Participants received artemether-lumefantrine (20/120 mg weight-based BID) for 3 days during nevirapine-based antiretroviral therapy (ART) co-administration (158-266 mg/m2 QD). HIV positive participants who were not yet on ART drugs were also enrolled as the control group. The target enrollment was children aged 3-12 years (n = 24 in each group). Intensive pharmacokinetics after the last artemether-lumefantrine dose was assessed for artemether, its active metabolite dihydroartemisinin, and lumefantrine. Pharmacokinetic parameters (area under the plasma concentration vs. time curve (AUC), maximum concentration and day 7 lumefantrine concentrations) were estimated using non-compartmental methods and compared to controls.
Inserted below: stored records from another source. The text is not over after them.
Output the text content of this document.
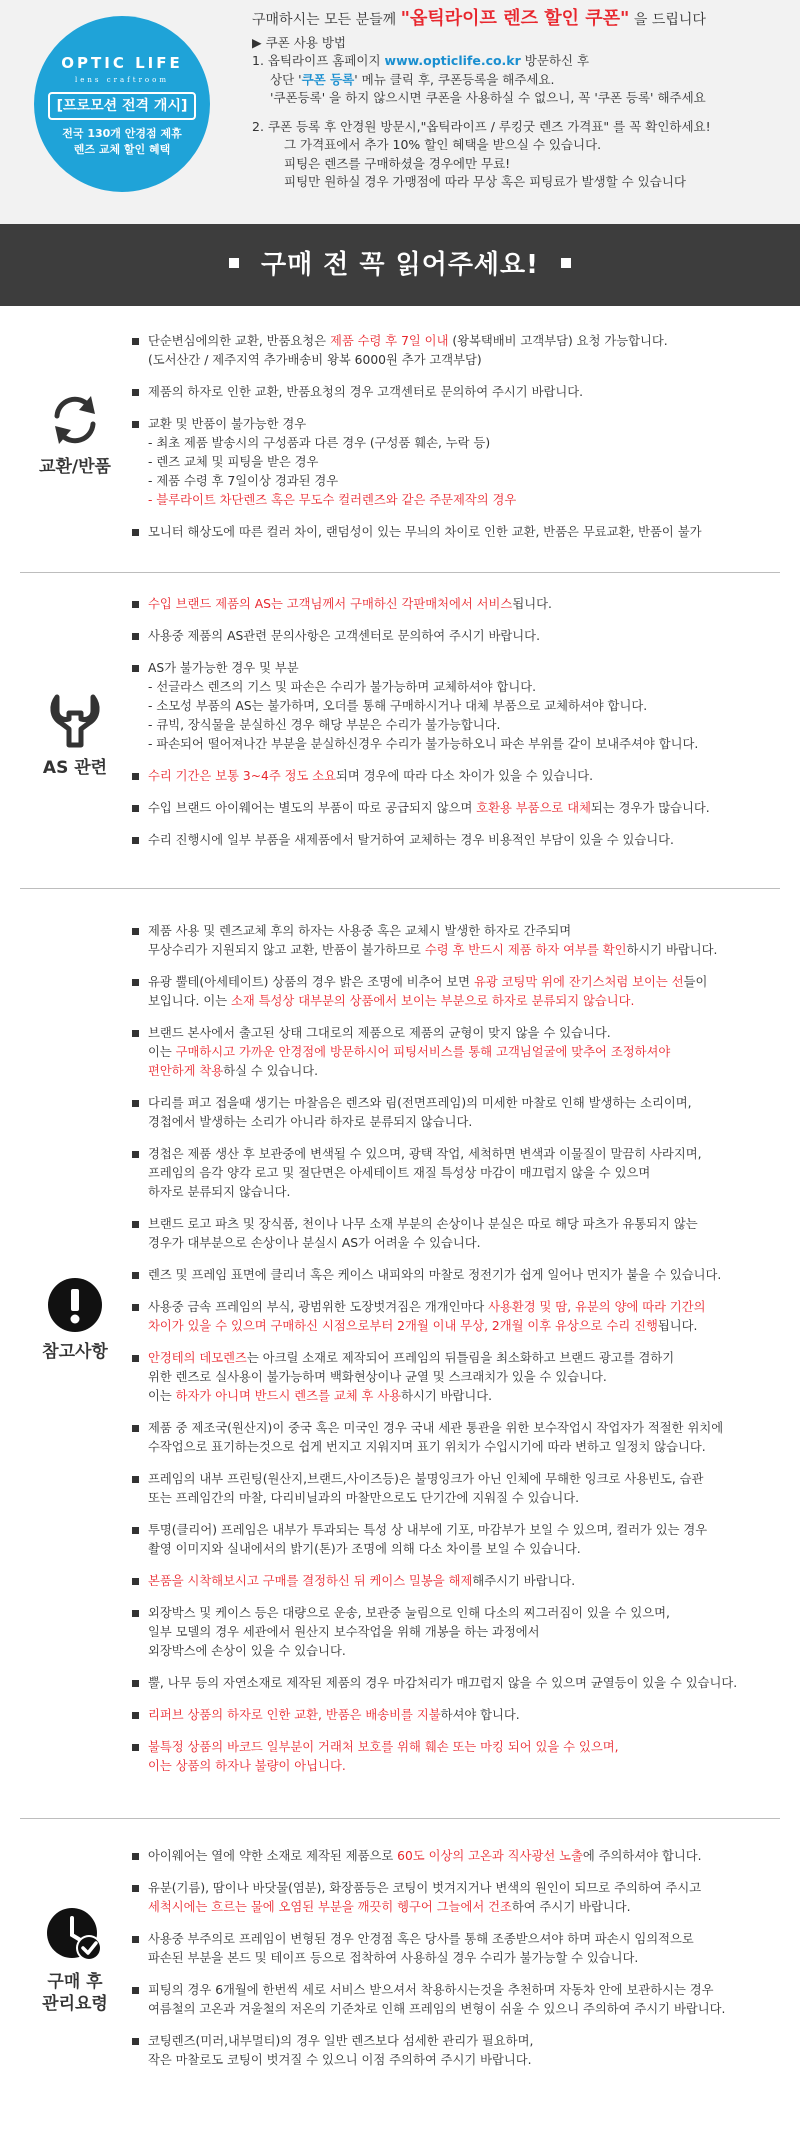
OPTIC LIFE
lens craftroom
[프로모션 전격 개시]
전국 130개 안경점 제휴
렌즈 교체 할인 혜택
구매하시는 모든 분들께 "옵틱라이프 렌즈 할인 쿠폰" 을 드립니다
▶ 쿠폰 사용 방법
1. 옵틱라이프 홈페이지 www.opticlife.co.kr 방문하신 후
상단 '쿠폰 등록' 메뉴 클릭 후, 쿠폰등록을 해주세요.
'쿠폰등록' 을 하지 않으시면 쿠폰을 사용하실 수 없으니, 꼭 '쿠폰 등록' 해주세요
2. 쿠폰 등록 후 안경원 방문시,"옵틱라이프 / 루킹굿 렌즈 가격표" 를 꼭 확인하세요!
그 가격표에서 추가 10% 할인 혜택을 받으실 수 있습니다.
피팅은 렌즈를 구매하셨을 경우에만 무료!
피팅만 원하실 경우 가맹점에 따라 무상 혹은 피팅료가 발생할 수 있습니다
구매 전 꼭 읽어주세요!
교환/반품
단순변심에의한 교환, 반품요청은 제품 수령 후 7일 이내 (왕복택배비 고객부담) 요청 가능합니다.
(도서산간 / 제주지역 추가배송비 왕복 6000원 추가 고객부담)
제품의 하자로 인한 교환, 반품요청의 경우 고객센터로 문의하여 주시기 바랍니다.
교환 및 반품이 불가능한 경우
- 최초 제품 발송시의 구성품과 다른 경우 (구성품 훼손, 누락 등)
- 렌즈 교체 및 피팅을 받은 경우
- 제품 수령 후 7일이상 경과된 경우
- 블루라이트 차단렌즈 혹은 무도수 컬러렌즈와 같은 주문제작의 경우
모니터 해상도에 따른 컬러 차이, 랜덤성이 있는 무늬의 차이로 인한 교환, 반품은 무료교환, 반품이 불가
AS 관련
수입 브랜드 제품의 AS는 고객님께서 구매하신 각판매처에서 서비스됩니다.
사용중 제품의 AS관련 문의사항은 고객센터로 문의하여 주시기 바랍니다.
AS가 불가능한 경우 및 부분
- 선글라스 렌즈의 기스 및 파손은 수리가 불가능하며 교체하셔야 합니다.
- 소모성 부품의 AS는 불가하며, 오더를 통해 구매하시거나 대체 부품으로 교체하셔야 합니다.
- 큐빅, 장식물을 분실하신 경우 해당 부분은 수리가 불가능합니다.
- 파손되어 떨어져나간 부분을 분실하신경우 수리가 불가능하오니 파손 부위를 같이 보내주셔야 합니다.
수리 기간은 보통 3~4주 정도 소요되며 경우에 따라 다소 차이가 있을 수 있습니다.
수입 브랜드 아이웨어는 별도의 부품이 따로 공급되지 않으며 호환용 부품으로 대체되는 경우가 많습니다.
수리 진행시에 일부 부품을 새제품에서 탈거하여 교체하는 경우 비용적인 부담이 있을 수 있습니다.
참고사항
제품 사용 및 렌즈교체 후의 하자는 사용중 혹은 교체시 발생한 하자로 간주되며
무상수리가 지원되지 않고 교환, 반품이 불가하므로 수령 후 반드시 제품 하자 여부를 확인하시기 바랍니다.
유광 뿔테(아세테이트) 상품의 경우 밝은 조명에 비추어 보면 유광 코팅막 위에 잔기스처럼 보이는 선들이
보입니다. 이는 소재 특성상 대부분의 상품에서 보이는 부분으로 하자로 분류되지 않습니다.
브랜드 본사에서 출고된 상태 그대로의 제품으로 제품의 균형이 맞지 않을 수 있습니다.
이는 구매하시고 가까운 안경점에 방문하시어 피팅서비스를 통해 고객님얼굴에 맞추어 조정하셔야
편안하게 착용하실 수 있습니다.
다리를 펴고 접을때 생기는 마찰음은 렌즈와 림(전면프레임)의 미세한 마찰로 인해 발생하는 소리이며,
경첩에서 발생하는 소리가 아니라 하자로 분류되지 않습니다.
경첩은 제품 생산 후 보관중에 변색될 수 있으며, 광택 작업, 세척하면 변색과 이물질이 말끔히 사라지며,
프레임의 음각 양각 로고 및 절단면은 아세테이트 재질 특성상 마감이 매끄럽지 않을 수 있으며
하자로 분류되지 않습니다.
브랜드 로고 파츠 및 장식품, 천이나 나무 소재 부분의 손상이나 분실은 따로 해당 파츠가 유통되지 않는
경우가 대부분으로 손상이나 분실시 AS가 어려울 수 있습니다.
렌즈 및 프레임 표면에 클리너 혹은 케이스 내피와의 마찰로 정전기가 쉽게 일어나 먼지가 붙을 수 있습니다.
사용중 금속 프레임의 부식, 광범위한 도장벗겨짐은 개개인마다 사용환경 및 땀, 유분의 양에 따라 기간의
차이가 있을 수 있으며 구매하신 시점으로부터 2개월 이내 무상, 2개월 이후 유상으로 수리 진행됩니다.
안경테의 데모렌즈는 아크릴 소재로 제작되어 프레임의 뒤틀림을 최소화하고 브랜드 광고를 겸하기
위한 렌즈로 실사용이 불가능하며 백화현상이나 균열 및 스크래치가 있을 수 있습니다.
이는 하자가 아니며 반드시 렌즈를 교체 후 사용하시기 바랍니다.
제품 중 제조국(원산지)이 중국 혹은 미국인 경우 국내 세관 통관을 위한 보수작업시 작업자가 적절한 위치에
수작업으로 표기하는것으로 쉽게 번지고 지워지며 표기 위치가 수입시기에 따라 변하고 일정치 않습니다.
프레임의 내부 프린팅(원산지,브랜드,사이즈등)은 불명잉크가 아닌 인체에 무해한 잉크로 사용빈도, 습관
또는 프레임간의 마찰, 다리비닐과의 마찰만으로도 단기간에 지워질 수 있습니다.
투명(클리어) 프레임은 내부가 투과되는 특성 상 내부에 기포, 마감부가 보일 수 있으며, 컬러가 있는 경우
촬영 이미지와 실내에서의 밝기(톤)가 조명에 의해 다소 차이를 보일 수 있습니다.
본품을 시착해보시고 구매를 결정하신 뒤 케이스 밀봉을 해제해주시기 바랍니다.
외장박스 및 케이스 등은 대량으로 운송, 보관중 눌림으로 인해 다소의 찌그러짐이 있을 수 있으며,
일부 모델의 경우 세관에서 원산지 보수작업을 위해 개봉을 하는 과정에서
외장박스에 손상이 있을 수 있습니다.
뿔, 나무 등의 자연소재로 제작된 제품의 경우 마감처리가 매끄럽지 않을 수 있으며 균열등이 있을 수 있습니다.
리퍼브 상품의 하자로 인한 교환, 반품은 배송비를 지불하셔야 합니다.
불특정 상품의 바코드 일부분이 거래처 보호를 위해 훼손 또는 마킹 되어 있을 수 있으며,
이는 상품의 하자나 불량이 아닙니다.
구매 후
관리요령
아이웨어는 열에 약한 소재로 제작된 제품으로 60도 이상의 고온과 직사광선 노출에 주의하셔야 합니다.
유분(기름), 땀이나 바닷물(염분), 화장품등은 코팅이 벗겨지거나 변색의 원인이 되므로 주의하여 주시고
세척시에는 흐르는 물에 오염된 부분을 깨끗히 헹구어 그늘에서 건조하여 주시기 바랍니다.
사용중 부주의로 프레임이 변형된 경우 안경점 혹은 당사를 통해 조종받으셔야 하며 파손시 임의적으로
파손된 부분을 본드 및 테이프 등으로 접착하여 사용하실 경우 수리가 불가능할 수 있습니다.
피팅의 경우 6개월에 한번씩 세로 서비스 받으셔서 착용하시는것을 추천하며 자동차 안에 보관하시는 경우
여름철의 고온과 겨울철의 저온의 기준차로 인해 프레임의 변형이 쉬울 수 있으니 주의하여 주시기 바랍니다.
코팅렌즈(미러,내부멀티)의 경우 일반 렌즈보다 섬세한 관리가 필요하며,
작은 마찰로도 코팅이 벗겨질 수 있으니 이점 주의하여 주시기 바랍니다.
Nineteen children (16 on nevirapine and three not on ART) enrolled. Fifteen of the 16 (aged 4 to 11 years) on nevirapine-based ART were included in the pharmacokinetic analysis. Due to evolving WHO HIV treatment guidelines, insufficient children were enrolled in the control group (n = 3), so the pharmacokinetic data were compared to a historical control group of 20 HIV-uninfected children 5-12 years of age who also presented with malaria and underwent identical study procedures. Decreases of pharmacokinetic exposure [as estimated by AUC (AUC0-8hr)] were marginally significant for artemether (by -46%, p = 0.08) and dihydroartemisinin (-22%, p = 0.06) in the children on nevirapine-based ART, compared to when artemether-lumefantrine was administered alone. Similarly, peak concentration was decreased by 50% (p = 0.07) for artemether and 36% (p = 0.01) for dihydroartemisinin. In contrast, exposure to lumefantrine increased significantly in the context of nevirapine [AUC0-120hr:123% (p<0.001); Cday7:116% (p<0.001), Cmax: 95% (p<0.001)].


Nevirapine-based ART increases the exposure to lumefantrine in pre-pubescent children with a trend toward diminished artemether and dihydroartemisinin exposure. These findings contrast with other studies indicating NVP reduces or results in no change in exposure of antimalarial drugs, and may be specific to this age group (4-12 years). Considering the excellent safety profile of artemether-lumefantrine, the increase in lumefantrine is not of concern. However, the reduction in artemisinin exposure may warrant further study, and suggests that dosage adjustment of artemether-lumefantrine with nevirapine-based ART in children is likely warranted.